There will be a certain amount of stress and you will need patience while you wait for notification of being released from the hospital.
In My Case: I had to wait for an MRI scan to satisfy the doctor in charge that my brain bleed was in a satisfactory condition to agree to release me home. Unfortunately, I faced a number of delays which changed my mood from happiness and enthusiasm to the depths of utter disappointment and frustration.
PREPARATION FOR RELEASE
While Family and friends wait for the patient to be released, there are a number of things to take into account in preparation for the patient’s homecoming. Please take note of some of the following points:
PAPERWORK / DOCUMENTATION: Ensure that you have a check list to register the patient to cut through any “Red Tape” with Government help for invalidation of benefit, home assistance, physiotherapy aid, tax relief etc. All this can be started while you wait for the final release documentation from the hospital.
TRANSPORT: This may be difficult to organise due to certain restrictions of the patient’s condition to travel, however, the hospital should usually offer an ambulance to transport the patient to your home.
In My Case: We had a few other passengers to drop-off, so it may be a lengthy journey for some people. I know that I must have driven Colin insane with the umpteen phone calls to update him of every stage of my trip home.
WELCOME HOME ARRANGEMENTS: Please take into account the patient’s condition. I’m sure that family and friends will be very keen to arrange a celebration, however, please take into account if this will be an appropriate thing to do. Advice: A delayed get-together may be more preferable for the patient to enjoy when they will be more physically and mentally capable.
EQUIPMENT: Depending on the patient’s condition and needs, it may be necessary to arrange for special equipment for your home use. These can usually be acquired through a local medical supply company.
In My Case: It was necessary for Colin to arrange a copy hospital type bed to be installed in our lounge area. Although I thought that a wheel chair and stroller was being rather ambitious, they proved to be very helpful eventually. However, I was not very amused by his purchase of a commode though!
PATIENT HOME HELP: If a patient is unable to attend regular physio therapy sessions or clinics, it might be advisable to look into some form of a local carer and cleaner to help you at home. No point of everything being dealt with by the spouse or family – life has to continue for them, while the patient is being helped towards recovery.
In My Case: For the first few months I was not able to move and it was difficult for Colin to arrange the day to day running of the house while he struggled to cope with the medical, business and personal side of our life. We were very lucky for our friend, Della, to help us out.
PATIENT DIET: Follow the medical advice regarding what a patient is allowed to eat and drink and their medication.
In My Case: I was on a strict liquid only regime until I was able to eventually have solid food. That was pretty frustrating when I had to watch Colin and family enjoying delicious and appealing items while I had a vegetable soup.

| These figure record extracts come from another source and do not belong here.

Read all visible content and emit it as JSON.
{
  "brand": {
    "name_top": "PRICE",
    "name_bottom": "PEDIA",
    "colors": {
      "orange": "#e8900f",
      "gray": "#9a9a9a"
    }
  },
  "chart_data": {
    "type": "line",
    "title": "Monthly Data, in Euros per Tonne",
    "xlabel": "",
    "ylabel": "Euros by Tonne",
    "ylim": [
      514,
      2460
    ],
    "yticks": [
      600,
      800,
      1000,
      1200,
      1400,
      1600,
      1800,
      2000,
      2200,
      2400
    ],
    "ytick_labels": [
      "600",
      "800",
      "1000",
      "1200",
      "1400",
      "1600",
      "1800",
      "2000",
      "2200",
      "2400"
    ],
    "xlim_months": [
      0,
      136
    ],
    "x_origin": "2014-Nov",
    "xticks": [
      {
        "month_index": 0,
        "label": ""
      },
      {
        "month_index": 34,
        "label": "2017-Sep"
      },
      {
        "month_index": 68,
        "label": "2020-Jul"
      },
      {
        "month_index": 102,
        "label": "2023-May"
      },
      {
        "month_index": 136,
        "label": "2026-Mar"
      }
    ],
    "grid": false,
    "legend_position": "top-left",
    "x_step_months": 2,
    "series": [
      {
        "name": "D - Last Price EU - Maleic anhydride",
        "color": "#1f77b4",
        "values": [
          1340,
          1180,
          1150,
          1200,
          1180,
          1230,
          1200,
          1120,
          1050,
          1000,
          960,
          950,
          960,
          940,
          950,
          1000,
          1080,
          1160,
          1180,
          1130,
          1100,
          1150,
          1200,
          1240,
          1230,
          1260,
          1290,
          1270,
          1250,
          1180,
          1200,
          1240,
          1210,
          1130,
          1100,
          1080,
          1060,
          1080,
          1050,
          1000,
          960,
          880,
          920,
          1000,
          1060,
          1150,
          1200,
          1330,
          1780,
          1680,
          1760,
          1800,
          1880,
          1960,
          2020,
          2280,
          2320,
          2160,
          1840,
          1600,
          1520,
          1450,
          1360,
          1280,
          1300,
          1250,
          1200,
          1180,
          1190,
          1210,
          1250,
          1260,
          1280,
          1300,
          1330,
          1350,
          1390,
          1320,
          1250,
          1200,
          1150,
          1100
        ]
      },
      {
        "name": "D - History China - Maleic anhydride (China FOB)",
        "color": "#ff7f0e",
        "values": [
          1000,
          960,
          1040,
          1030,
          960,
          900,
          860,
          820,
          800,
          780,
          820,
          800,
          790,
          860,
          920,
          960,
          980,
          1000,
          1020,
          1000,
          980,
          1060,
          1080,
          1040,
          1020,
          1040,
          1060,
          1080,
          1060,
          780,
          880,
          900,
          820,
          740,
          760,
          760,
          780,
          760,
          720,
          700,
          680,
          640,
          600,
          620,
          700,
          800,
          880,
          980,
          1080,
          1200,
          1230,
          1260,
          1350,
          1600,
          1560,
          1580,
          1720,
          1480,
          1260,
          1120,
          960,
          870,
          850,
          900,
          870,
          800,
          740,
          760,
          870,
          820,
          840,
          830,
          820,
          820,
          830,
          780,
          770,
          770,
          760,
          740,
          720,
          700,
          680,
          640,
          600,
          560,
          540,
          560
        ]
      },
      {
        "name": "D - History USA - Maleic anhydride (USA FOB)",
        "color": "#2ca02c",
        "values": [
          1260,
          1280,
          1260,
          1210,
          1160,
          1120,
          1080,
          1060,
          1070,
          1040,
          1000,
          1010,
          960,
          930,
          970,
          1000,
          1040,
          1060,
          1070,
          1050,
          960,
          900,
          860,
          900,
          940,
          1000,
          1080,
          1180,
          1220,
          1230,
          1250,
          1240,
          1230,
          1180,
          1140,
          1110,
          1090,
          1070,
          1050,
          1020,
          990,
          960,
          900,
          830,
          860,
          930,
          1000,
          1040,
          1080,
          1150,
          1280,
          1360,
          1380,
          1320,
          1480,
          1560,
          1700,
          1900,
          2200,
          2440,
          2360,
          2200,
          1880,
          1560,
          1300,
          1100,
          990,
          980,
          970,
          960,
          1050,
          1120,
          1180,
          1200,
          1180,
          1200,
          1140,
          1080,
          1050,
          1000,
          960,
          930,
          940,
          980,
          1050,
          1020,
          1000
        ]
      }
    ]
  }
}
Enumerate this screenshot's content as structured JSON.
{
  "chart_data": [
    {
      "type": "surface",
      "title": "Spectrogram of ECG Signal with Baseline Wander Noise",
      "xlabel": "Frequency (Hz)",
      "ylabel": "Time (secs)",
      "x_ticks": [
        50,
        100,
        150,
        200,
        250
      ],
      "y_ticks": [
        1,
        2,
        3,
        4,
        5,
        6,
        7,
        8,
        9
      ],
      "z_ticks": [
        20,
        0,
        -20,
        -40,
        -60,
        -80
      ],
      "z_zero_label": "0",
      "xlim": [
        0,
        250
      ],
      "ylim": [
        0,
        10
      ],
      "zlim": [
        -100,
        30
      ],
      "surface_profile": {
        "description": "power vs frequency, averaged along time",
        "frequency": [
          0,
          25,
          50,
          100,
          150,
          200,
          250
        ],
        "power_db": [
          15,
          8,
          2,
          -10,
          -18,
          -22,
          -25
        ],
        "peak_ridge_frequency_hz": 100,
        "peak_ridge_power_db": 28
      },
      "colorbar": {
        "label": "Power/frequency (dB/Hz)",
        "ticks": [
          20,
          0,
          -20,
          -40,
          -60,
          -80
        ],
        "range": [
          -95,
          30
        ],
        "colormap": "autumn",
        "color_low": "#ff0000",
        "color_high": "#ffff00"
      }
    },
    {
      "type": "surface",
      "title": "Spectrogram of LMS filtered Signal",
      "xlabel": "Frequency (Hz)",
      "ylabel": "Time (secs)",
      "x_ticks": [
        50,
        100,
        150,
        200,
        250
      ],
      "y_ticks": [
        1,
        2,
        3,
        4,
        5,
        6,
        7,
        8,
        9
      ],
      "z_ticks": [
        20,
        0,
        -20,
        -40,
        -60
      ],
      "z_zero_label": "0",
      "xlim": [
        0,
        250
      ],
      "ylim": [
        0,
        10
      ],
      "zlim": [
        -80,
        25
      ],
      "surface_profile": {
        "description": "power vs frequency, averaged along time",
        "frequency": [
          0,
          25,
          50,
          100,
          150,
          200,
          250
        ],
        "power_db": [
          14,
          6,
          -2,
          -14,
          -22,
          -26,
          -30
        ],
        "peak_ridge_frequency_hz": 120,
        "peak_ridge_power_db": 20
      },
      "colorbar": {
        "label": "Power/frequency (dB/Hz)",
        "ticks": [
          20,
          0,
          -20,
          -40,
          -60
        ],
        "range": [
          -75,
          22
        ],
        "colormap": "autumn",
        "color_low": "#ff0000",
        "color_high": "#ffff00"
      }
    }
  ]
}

PATIENCE WITH THE PATIENT: I am sure it will be difficult for both patient and carer to adapt to the new circumstances in lifestyle. Depending on the patient’s condition, they may be irritated, frustrated, humiliated and angry about their lack of independence. This will be understandable and may sometimes test your patience while spouse, family and home helper are trying to make the patient’s life more comfortable.
In My Case: I’m ashamed to admit that I did succumb to certain “Black” periods in my life. Fortunately I was able to appreciate the encouragement, support and love of Colin, family and friends during my recovery. Although the saying is, “out of sight, out of mind” – I was never allowed to feel “alone”. Although I had many physical restrictions during my recovery, I gradually learned to feel valued and productive again while I tried to claim my life back.
EXERCISES: Again, this is something that is dependent on the patient and advice for rehabilitation. You will probably be worried if a patient may push themselves too hard – no harm in monitoring them, but let them try while they are under supervision.
In My Case: I was very much home-bound, so had to rely and follow our own regime at home or close by outside. I definitely had to be “bullied” into exercises but joking around, setting personal goals and having a bit of fun really helped. The words, “No, Linda, you can’t”, were like a red rag for me. Of course I fell over several times, ending with an “I told you so” after many bad bruises. However, I considered them as my badges of honour. On the other hand, whenever I slightly improved, I got a “Nobody likes a Show Off” comment once in a while. May sound cruel but I actually laughed and was even more determined to continue.